Depuis la rentrée, trois grosses manifestations ont eu lieu dans le pays. Le 5 octobre, des dizaines de milliers de profs, lycéens et parents d’élèves sont descendus dans les rues de Budapest et d’autres villes du pays et le soir même, 40 000 personnes se retrouvaient à un concert de solidarité. Le 23 octobre, jour de la fête nationale, 80 000 personnes sont sorties manifester et ce jeudi, Erzsébet Nagy, représentante du syndicat démocratique des enseignants (PDSZ), a déclaré que des milliers d’enseignants avaient quitté leur poste pour la journée. La prochaine journée de grève devrait avoir lieu le 18 novembre et la prochaine manifestation nationale le 26 novembre.

La mobilisation a d’abord commencé chez les enseignants avant d’être rejointe par les lycéens et les étudiants. Ce dimanche, des étudiants avaient ainsi organisé une manifestation de solidarité devant l’Université de technologie et une élève d’un lycée cistercien, Lili Pankotai, a déclamé un texte en slam devant 50 000 personnes contre le régime. « S’ils sont tous comme elle, et que leurs professeurs aussi, alors ce pays est fini », a affirmé Zsolt Bayer, journaliste d’extrême-droite et ultraconservateur, co-fondateur du parti Fidesz et proche d’Orbán, montrant les signes de fébrilité du régime face à une nouvelle génération potentiellement explosive.

Inflation, droit de grève, dégradation du système éducatif

Des mesures contre la pénurie d’enseignants, de meilleures conditions dans les écoles, priorité à l’éducation : telles sont les revendications du mouvement.

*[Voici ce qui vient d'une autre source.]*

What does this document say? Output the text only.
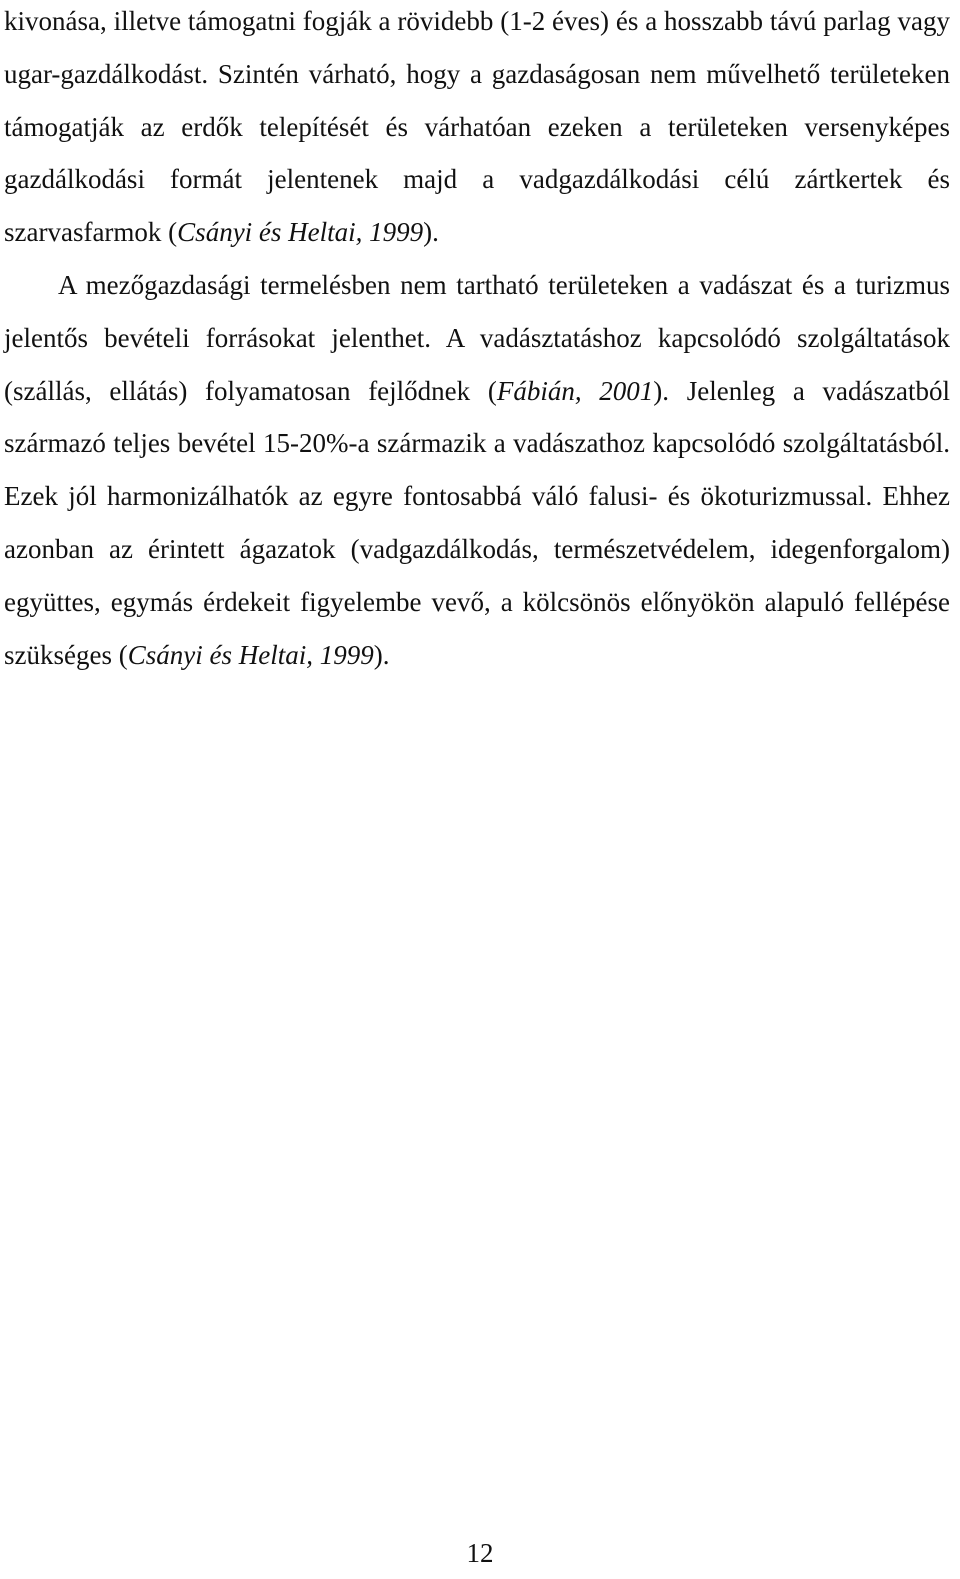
kivonása, illetve támogatni fogják a rövidebb (1-2 éves) és a hosszabb távú parlag vagy ugar-gazdálkodást. Szintén várható, hogy a gazdaságosan nem művelhető területeken támogatják az erdők telepítését és várhatóan ezeken a területeken versenyképes gazdálkodási formát jelentenek majd a vadgazdálkodási célú zártkertek és szarvasfarmok (Csányi és Heltai, 1999).

A mezőgazdasági termelésben nem tartható területeken a vadászat és a turizmus jelentős bevételi forrásokat jelenthet. A vadásztatáshoz kapcsolódó szolgáltatások (szállás, ellátás) folyamatosan fejlődnek (Fábián, 2001). Jelenleg a vadászatból származó teljes bevétel 15-20%-a származik a vadászathoz kapcsolódó szolgáltatásból. Ezek jól harmonizálhatók az egyre fontosabbá váló falusi- és ökoturizmussal. Ehhez azonban az érintett ágazatok (vadgazdálkodás, természetvédelem, idegenforgalom) együttes, egymás érdekeit figyelembe vevő, a kölcsönös előnyökön alapuló fellépése szükséges (Csányi és Heltai, 1999).

12
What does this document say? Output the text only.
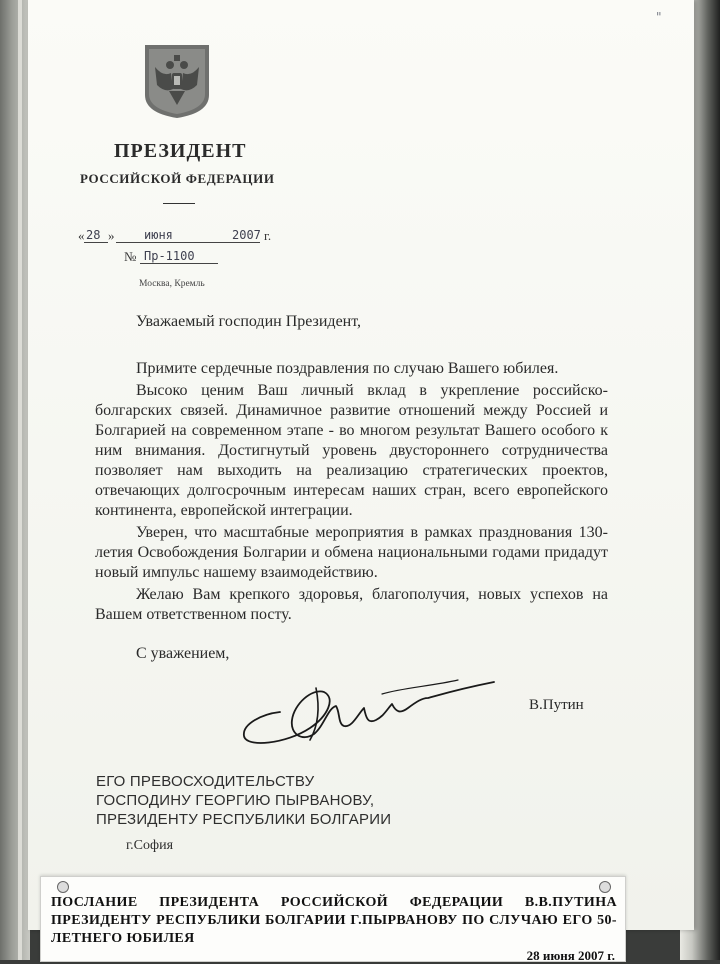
"
ПРЕЗИДЕНТ
РОССИЙСКОЙ ФЕДЕРАЦИИ
« 28 » июня	2007 г.
№ Пр-1100
Москва, Кремль
Уважаемый господин Президент,

Примите сердечные поздравления по случаю Вашего юбилея.

Высоко ценим Ваш личный вклад в укрепление российско-болгарских связей. Динамичное развитие отношений между Россией и Болгарией на современном этапе - во многом результат Вашего особого к ним внимания. Достигнутый уровень двустороннего сотрудничества позволяет нам выходить на реализацию стратегических проектов, отвечающих долгосрочным интересам наших стран, всего европейского континента, европейской интеграции.

Уверен, что масштабные мероприятия в рамках празднования 130-летия Освобождения Болгарии и обмена национальными годами придадут новый импульс нашему взаимодействию.

Желаю Вам крепкого здоровья, благополучия, новых успехов на Вашем ответственном посту.

С уважением,
В.Путин
ЕГО ПРЕВОСХОДИТЕЛЬСТВУ
ГОСПОДИНУ ГЕОРГИЮ ПЫРВАНОВУ,
ПРЕЗИДЕНТУ РЕСПУБЛИКИ БОЛГАРИИ
г.София
ПОСЛАНИЕ ПРЕЗИДЕНТА РОССИЙСКОЙ ФЕДЕРАЦИИ В.В.ПУТИНА ПРЕЗИДЕНТУ РЕСПУБЛИКИ БОЛГАРИИ Г.ПЫРВАНОВУ ПО СЛУЧАЮ ЕГО 50-ЛЕТНЕГО ЮБИЛЕЯ
28 июня 2007 г.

Et pour cause : les personnels de l’éducation et les élèves sont les premiers à pâtir de la situation économique du pays et de la dégradation du système éducatif public orchestré par le premier ministre hongrois depuis plusieurs années.

Alors que l’inflation générale a atteint les 20%, un record dans l’Union Européenne, les produits alimentaires ont augmenté de 35% et les prix de l’énergie explosé, depuis la fin de leur encadrement en avril. En cause, la guerre en Ukraine, la hausse des prix de l’énergie et la chute du forint de 10% depuis le début de l’année mais aussi l’argent dépensé par le gouvernement dans la campagne électorale d’avril dernier. Aujourd’hui, le coût de la vie pour une personne seule à Budapest est estimé par la plateforme de données Numbeo à 229 765 forints, soit 561€, et ce sans compter le loyer. Or, le salaire d’un professeur de lycée en début de carrière en Hongrie est d’un montant équivalent à 400 ou 500€ selon les sources, et d’entre 700 et 900 euros en fin de carrière.

En plus d’une volonté d’avoir des salaires permettant de vivre dignement, le mouvement montre également une colère contre la politique répressive du gouvernement dont le secteur de l’éducation est en première ligne. Le droit de grève y est très limité et la législation rend quasi impossible une grève générale. Au printemps dernier, un amendement a été adopté pour imposer aux enseignants le fait d’être obligés d’assurer la moitié de leurs cours, la totalité pour les élèves de terminale, les empêchant ainsi de faire grève. Le cas de la répression de Katalin Törley, professeure de français au lycée Kölcsey et licenciée pour avoir raté 9h de cours, par exemple, a particulièrement fait parler.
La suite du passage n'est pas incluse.